No lado das importações, as importações de prata refinada em junho foram de 32,58 toneladas, queda de 21% em relação ao mês anterior. As importações acumuladas no primeiro semestre alcançaram 847 toneladas, disparando 2.241% em relação ao ano anterior. Embora a janela de importação tenha se aberto ligeiramente recentemente, os fluxos gerais do comércio de prata em barra voltaram gradualmente ao normal.

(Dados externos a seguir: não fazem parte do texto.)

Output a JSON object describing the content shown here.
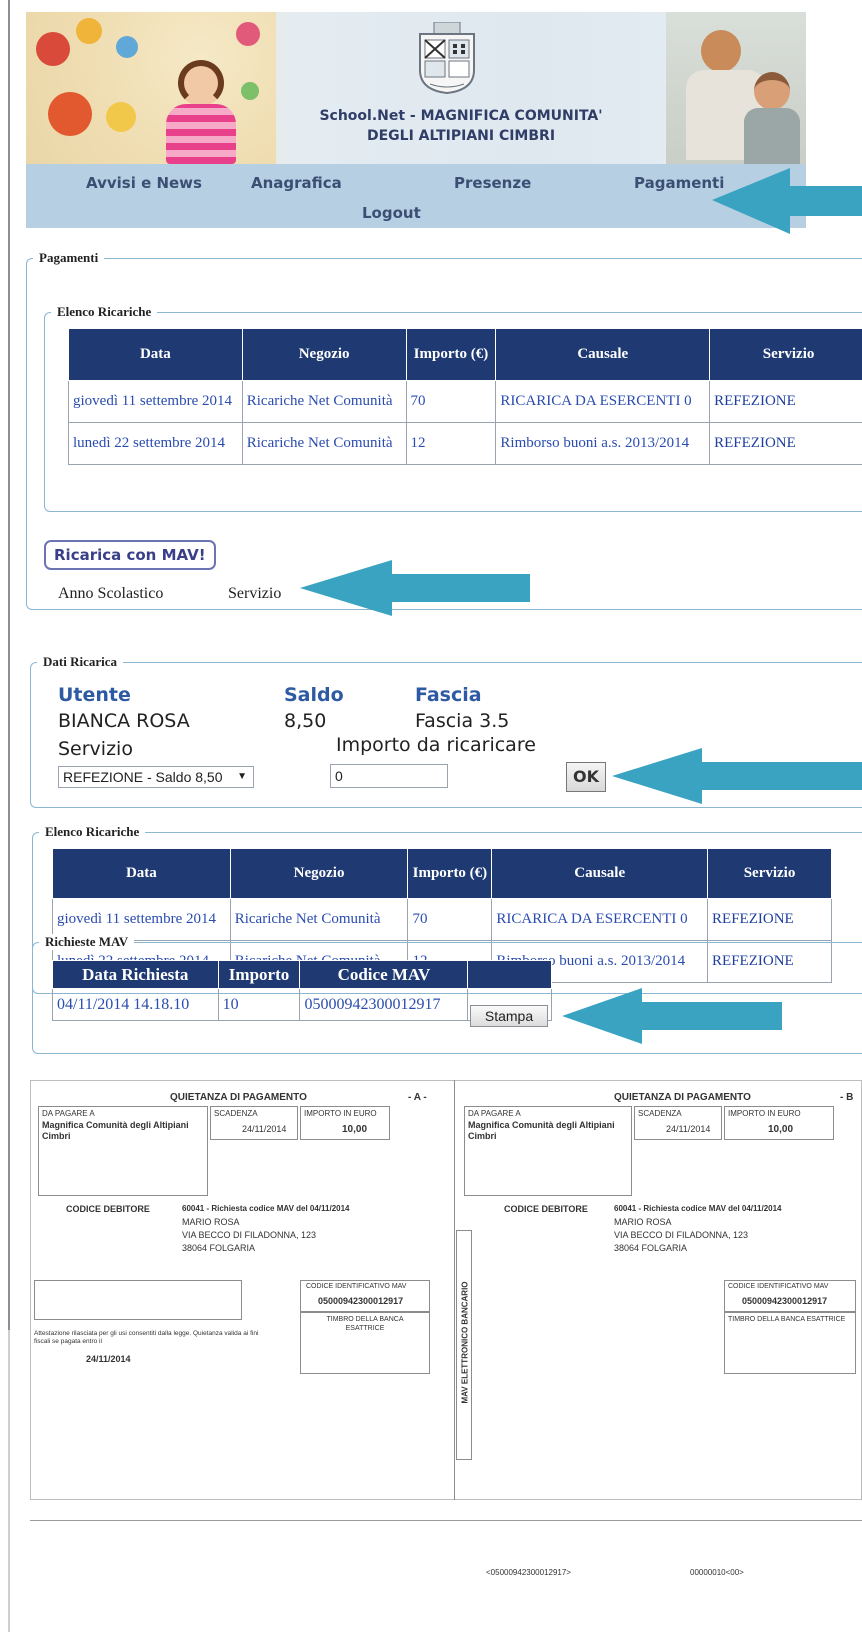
{
  "header": {
    "title_line1": "School.Net - MAGNIFICA COMUNITA'",
    "title_line2": "DEGLI ALTIPIANI CIMBRI"
  },
  "nav": {
    "items": [
      "Avvisi e News",
      "Anagrafica",
      "Presenze",
      "Pagamenti",
      "Logout"
    ]
  },
  "pagamenti": {
    "legend": "Pagamenti",
    "elenco_legend": "Elenco Ricariche",
    "columns": [
      "Data",
      "Negozio",
      "Importo (€)",
      "Causale",
      "Servizio"
    ],
    "rows": [
      {
        "data": "giovedì 11 settembre 2014",
        "negozio": "Ricariche Net Comunità",
        "importo": "70",
        "causale": "RICARICA DA ESERCENTI 0",
        "servizio": "REFEZIONE"
      },
      {
        "data": "lunedì 22 settembre 2014",
        "negozio": "Ricariche Net Comunità",
        "importo": "12",
        "causale": "Rimborso buoni a.s. 2013/2014",
        "servizio": "REFEZIONE"
      }
    ],
    "mav_button": "Ricarica con MAV!",
    "filter_anno": "Anno Scolastico",
    "filter_servizio": "Servizio"
  },
  "dati_ricarica": {
    "legend": "Dati Ricarica",
    "utente_label": "Utente",
    "saldo_label": "Saldo",
    "fascia_label": "Fascia",
    "utente": "BIANCA ROSA",
    "saldo": "8,50",
    "fascia": "Fascia 3.5",
    "servizio_label": "Servizio",
    "importo_label": "Importo da ricaricare",
    "servizio_selected": "REFEZIONE - Saldo 8,50",
    "importo_value": "0",
    "ok_label": "OK"
  },
  "elenco2": {
    "legend": "Elenco Ricariche",
    "columns": [
      "Data",
      "Negozio",
      "Importo (€)",
      "Causale",
      "Servizio"
    ],
    "rows": [
      {
        "data": "giovedì 11 settembre 2014",
        "negozio": "Ricariche Net Comunità",
        "importo": "70",
        "causale": "RICARICA DA ESERCENTI 0",
        "servizio": "REFEZIONE"
      },
      {
        "data": "lunedì 22 settembre 2014",
        "negozio": "Ricariche Net Comunità",
        "importo": "12",
        "causale": "Rimborso buoni a.s. 2013/2014",
        "servizio": "REFEZIONE"
      }
    ]
  },
  "richieste_mav": {
    "legend": "Richieste MAV",
    "columns": [
      "Data Richiesta",
      "Importo",
      "Codice MAV"
    ],
    "row": {
      "data": "04/11/2014 14.18.10",
      "importo": "10",
      "codice": "05000942300012917"
    },
    "stampa": "Stampa"
  },
  "receipt": {
    "title": "QUIETANZA DI PAGAMENTO",
    "tag_a": "- A -",
    "tag_b": "- B",
    "da_pagare_label": "DA PAGARE A",
    "da_pagare": "Magnifica Comunità degli Altipiani Cimbri",
    "scadenza_label": "SCADENZA",
    "scadenza": "24/11/2014",
    "importo_label": "IMPORTO IN EURO",
    "importo": "10,00",
    "codice_debitore_label": "CODICE DEBITORE",
    "codice_debitore": "60041 - Richiesta codice MAV del 04/11/2014",
    "nome": "MARIO ROSA",
    "indirizzo": "VIA BECCO DI FILADONNA, 123",
    "citta": "38064 FOLGARIA",
    "cod_ident_label": "CODICE IDENTIFICATIVO MAV",
    "cod_ident": "05000942300012917",
    "timbro": "TIMBRO DELLA BANCA ESATTRICE",
    "attestazione": "Attestazione rilasciata per gli usi consentiti dalla legge. Quietanza valida ai fini fiscali se pagata entro il",
    "attestazione_date": "24/11/2014",
    "side_label": "MAV ELETTRONICO BANCARIO",
    "bottom_code_left": "<05000942300012917>",
    "bottom_code_right": "00000010<00>"
  },
  "colors": {
    "table_header": "#1f3a73",
    "nav_bg": "#b7cfe2",
    "fieldset_border": "#8ab6d2",
    "arrow": "#3aa3c1",
    "link_text": "#2a4cb0"
  }
}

De janeiro a abril de 2026, grandes volumes de prata em barra importada entraram no mercado, causando notável acúmulo de estoques em Shenzhen e outras regiões. Os fornecedores de prata em barra importada, vendendo a preços baixos, perturbavam continuamente as cotações normais do comércio de prata em barra. Somado à fraca demanda industrial, os estoques sociais de prata em barra continuaram a se acumular. Do final de junho a julho, à medida que a oferta de baixo preço foi gradualmente absorvida e o consumo de uso final aumentou ligeiramente, as posições especulativas foram sucessivamente reduzidas, e as ofertas no mercado à vista se estabilizaram. No entanto, o mercado ainda precisa estar atento a potenciais perturbações decorrentes dos altos estoques de oferta de baixo preço.
Para o segundo semestre, espera-se que o mercado de exportação de prata refinada mantenha o ímpeto de crescimento observado em junho, com os volumes de exportação provavelmente continuando a subir. À medida que a demanda em mercados como Índia e Taiwan se recupera gradualmente, e as margens de lucro das exportações no comércio de processamento doméstico devem permanecer elevadas, as exportações do ano inteiro devem apresentar leve alta em relação ao ano anterior.
Importações de minério de prata em junho sobem 15% MoM, com crescimento acumulado de 35,5% no 1º semestre
Em junho de 2026, as importações chinesas de minério de prata totalizaram 219 mil toneladas, alta de 15% em relação ao mês anterior e de 62,5% em relação ao ano anterior. As importações acumuladas no primeiro semestre alcançaram 1,165 mil toneladas, com aumento de 35,5% em relação ao ano anterior.

Por modalidade de comércio, o Comércio Comum representou 47% e o comércio de processamento com materiais importados, 38%. Por origem das importações, o Peru detinha uma participação de 57%, mantendo-se como principal fornecedor.
No curto prazo, as importações de minério de prata em junho continuaram a se expandir, em parte porque os contratos de longo prazo fechados pelos vendedores durante o período de preços elevados em fevereiro-março ainda estão sendo entregues. No longo prazo, o mercado de minério de prata tem sido dominado pelos vendedores este ano. O teor de prata nos concentrados de cobre e chumbo passou a ser precificado separadamente, tornando a prata como subproduto o principal motor de lucro para as fundições. Impulsionadas pelos preços elevados da prata, grandes volumes de minério de prata continuam fluindo para o mercado chinês, com importações de minério de alto teor provenientes da América do Sul sendo particularmente expressivas. No entanto, a sustentabilidade do consumo de uso final merece cautela. Embora parte do minério de prata possa ser exportada sob o regime de processamento, os produtos de prata refinada resultantes da fundição podem enfrentar pressão de acúmulo de estoques em meio à fraca demanda de joias e investimentos.
As importações de minério de prata em 2026 devem disparar mais de 50% em relação ao ano anterior, mas à medida que o entusiasmo do mercado esfria gradualmente, as importações no segundo semestre podem recuar ligeiramente.